§ 2.2. Functional analysis and topology.

Physics describes objects by functions on appropriate domains. Functions on a manifold ${\cal M}$ must respect its topology.

Example 1c: Functional analysis on the circle. We model the circle by the interval $J=\{-1/2,1/2\}$ on the real line. Consider on $R^{1}$ all exponentiaL functions

$f_{k}(x)=\exp(ikx),\:-\infty<k<\infty.$

(9)

Their values will be unique on the domain $J$ provided they are periodic, that is

$f_{k}(x+1)=\exp(ik(x+1)):=f_{k}(x)\exp(ik)=f_{k}(x).$

(10)

Periodicity requires $k=k_{n}=n\: 2\pi,n=0,\pm 1,\pm 2,...$ , and so restricts the values of $k$ to the discrete subset $k_{n}$ . The discrete subset $f_{{k_{n}}}(x)$ of functions on the interval $J=\left[-\frac{1}{2},\frac{1}{2}\right]$ fulfills the homotopic boundary condition $f_{{k_{n}}}(1/2)=f_{{k_{n}}}(-1/2)$ .

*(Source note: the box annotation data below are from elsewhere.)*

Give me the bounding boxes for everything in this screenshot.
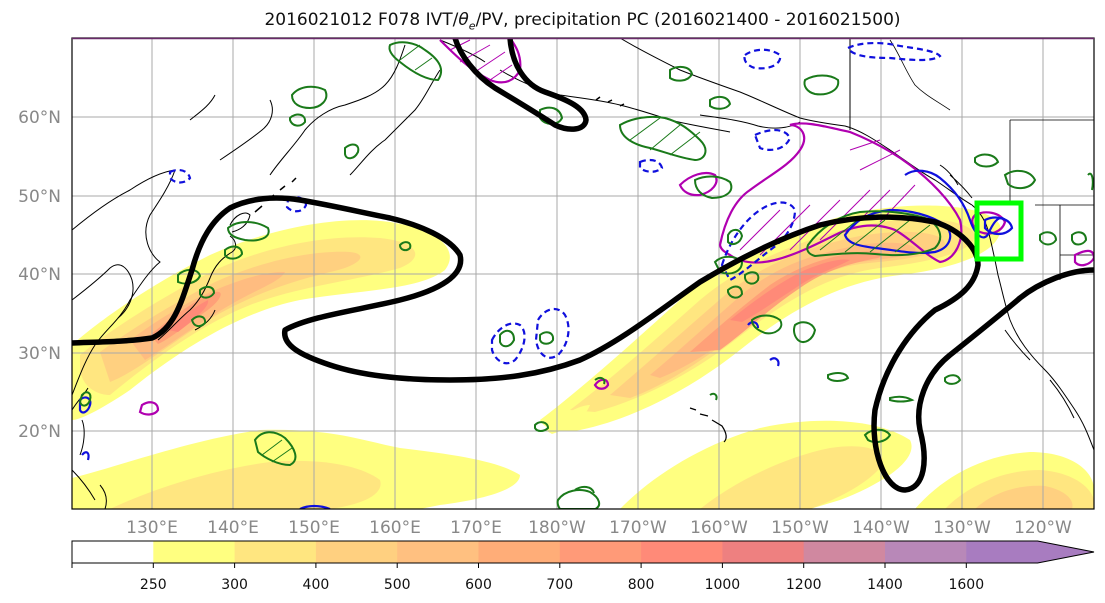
ivt-shading bbox=[72, 205, 1094, 509]
colorbar bbox=[71, 540, 1095, 564]
lon-label-150e: 150°E bbox=[288, 518, 340, 538]
colorbar-segment bbox=[153, 541, 236, 563]
target-region-box bbox=[974, 200, 1024, 262]
lon-label-120w: 120°W bbox=[1014, 518, 1072, 538]
colorbar-segment bbox=[559, 541, 642, 563]
title-theta-sub: e bbox=[468, 19, 476, 33]
colorbar-tick-label: 250 bbox=[140, 577, 167, 593]
colorbar-tick-label: 1600 bbox=[948, 577, 984, 593]
lon-label-140e: 140°E bbox=[207, 518, 259, 538]
colorbar-tick-label: 500 bbox=[384, 577, 411, 593]
latitude-labels: 60°N 50°N 40°N 30°N 20°N bbox=[18, 108, 61, 442]
theta-e-contours bbox=[78, 41, 1014, 509]
lat-label-60: 60°N bbox=[18, 108, 61, 128]
colorbar-extend-arrow bbox=[966, 541, 1094, 563]
lat-label-50: 50°N bbox=[18, 187, 61, 207]
colorbar-ticks: 250 300 400 500 600 700 800 1000 1200 1400 1600 bbox=[71, 563, 984, 593]
colorbar-segment bbox=[641, 541, 723, 563]
colorbar-segment bbox=[397, 541, 479, 563]
colorbar-tick-label: 300 bbox=[221, 577, 248, 593]
lon-label-150w: 150°W bbox=[771, 518, 829, 538]
colorbar-segment bbox=[722, 541, 805, 563]
colorbar-tick-label: 800 bbox=[628, 577, 655, 593]
lon-label-170w: 170°W bbox=[609, 518, 667, 538]
colorbar-tick-label: 600 bbox=[465, 577, 492, 593]
title-prefix: 2016021012 F078 IVT/ bbox=[264, 10, 459, 30]
lon-label-160e: 160°E bbox=[369, 518, 421, 538]
colorbar-tick-label: 400 bbox=[303, 577, 330, 593]
colorbar-segment bbox=[885, 541, 967, 563]
lat-label-40: 40°N bbox=[18, 265, 61, 285]
lon-label-170e: 170°E bbox=[450, 518, 502, 538]
lon-label-140w: 140°W bbox=[852, 518, 910, 538]
colorbar-segment bbox=[478, 541, 561, 563]
colorbar-tick-label: 1000 bbox=[705, 577, 741, 593]
precipitation-contours bbox=[78, 41, 1094, 509]
lat-label-20: 20°N bbox=[18, 422, 61, 442]
colorbar-tick-label: 700 bbox=[546, 577, 573, 593]
pv-contours bbox=[138, 38, 1094, 416]
colorbar-segment bbox=[315, 541, 398, 563]
colorbar-border bbox=[71, 540, 1095, 564]
map-content bbox=[72, 38, 1094, 509]
title-suffix: /PV, precipitation PC (2016021400 - 2016… bbox=[475, 10, 901, 30]
ivt-contours bbox=[72, 38, 1094, 493]
map-title: 2016021012 F078 IVT/θe/PV, precipitation… bbox=[0, 10, 1105, 32]
lon-label-130e: 130°E bbox=[126, 518, 178, 538]
colorbar-tick-label: 1200 bbox=[786, 577, 822, 593]
precipitation-hatching bbox=[261, 44, 931, 463]
colorbar-tick-label: 1400 bbox=[867, 577, 903, 593]
colorbar-segment bbox=[803, 541, 886, 563]
longitude-labels: 130°E 140°E 150°E 160°E 170°E 180°W 170°… bbox=[126, 518, 1072, 538]
colorbar-segment bbox=[234, 541, 317, 563]
lon-label-180w: 180°W bbox=[528, 518, 586, 538]
lon-label-130w: 130°W bbox=[933, 518, 991, 538]
lon-label-160w: 160°W bbox=[690, 518, 748, 538]
colorbar-segment bbox=[72, 541, 154, 563]
lat-label-30: 30°N bbox=[18, 344, 61, 364]
title-theta: θ bbox=[458, 10, 469, 30]
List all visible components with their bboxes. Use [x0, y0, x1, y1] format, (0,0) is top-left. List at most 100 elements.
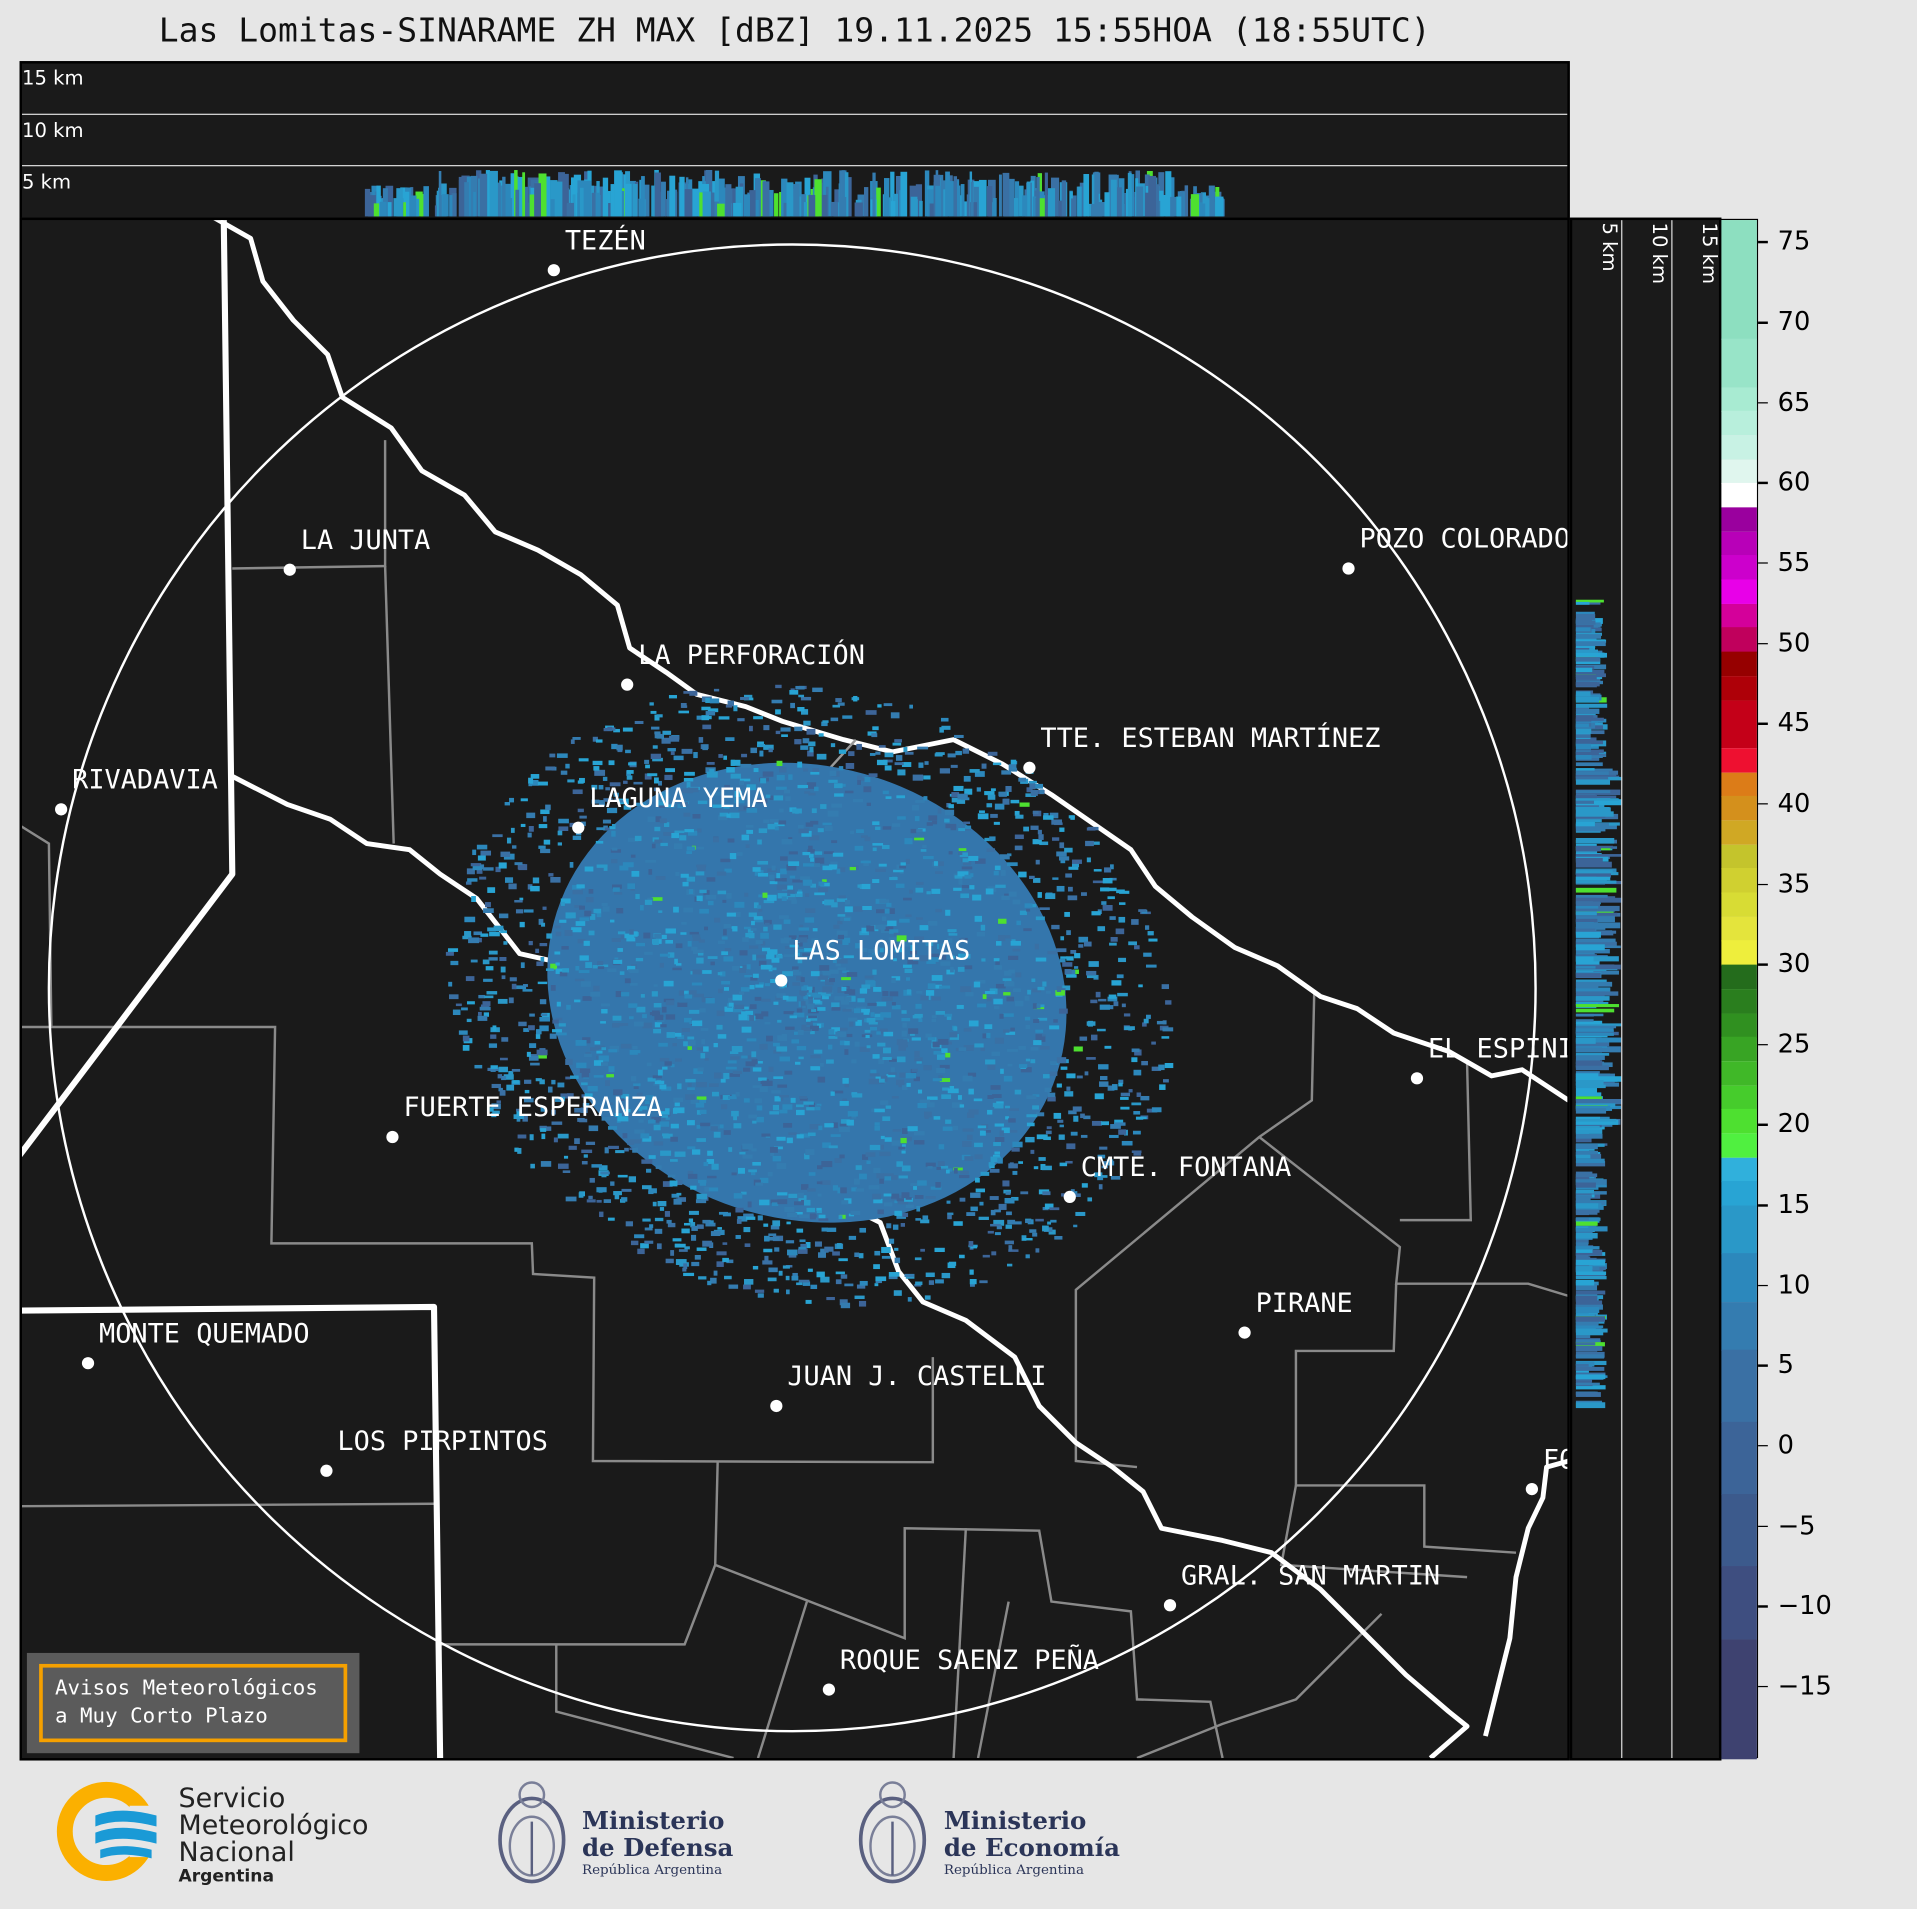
echo-pixel	[1008, 768, 1018, 772]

Repetition of the discrete translation step eq.10 generates the discrete translation or infinite cyclic group $C_{{\infty}}$ . The periodic set $\exp(ik_{n}x)$ is the basis of complex Fourier series analysis of a periodic function. It represents any periodic function as an infinite series with complex coefficients $a_{n}$ . These can be found by integration over the interval $J$ :

			$\displaystyle f(x):f(x+1)=f(x),$		(11)
			$\displaystyle f(x)=\sum _{{n=0,\pm 1,\pm 2,...}}a_{n}\exp(ik_{n}x),$
			$\displaystyle a_{n}=\int _{{-1/2}}^{{1/2}}dx\: f(x)\exp(-ik_{n}x)$

We conclude that the particular functions $\exp(ik_{n}x),\: n=0,\pm 1,\pm 2,...$ form a basis of all functions on the circle $S^{1}$ and, when extended from the interval $J$ to the real line, of all periodic functions on the line.

A useful and constructive characterization of the basis of Fourier analysis arises in terms of the deck transformation group: Any basis function is invariant under the action of the discrete translation group $H={\rm deck}(S^{1})$ , which in turn is isomorphic to the fundamental group $C_{{\infty}}$ of the circle. In case of the circle it suffices already to require the invariance under the generator of the translation group, that is to require periodicity eq. 11.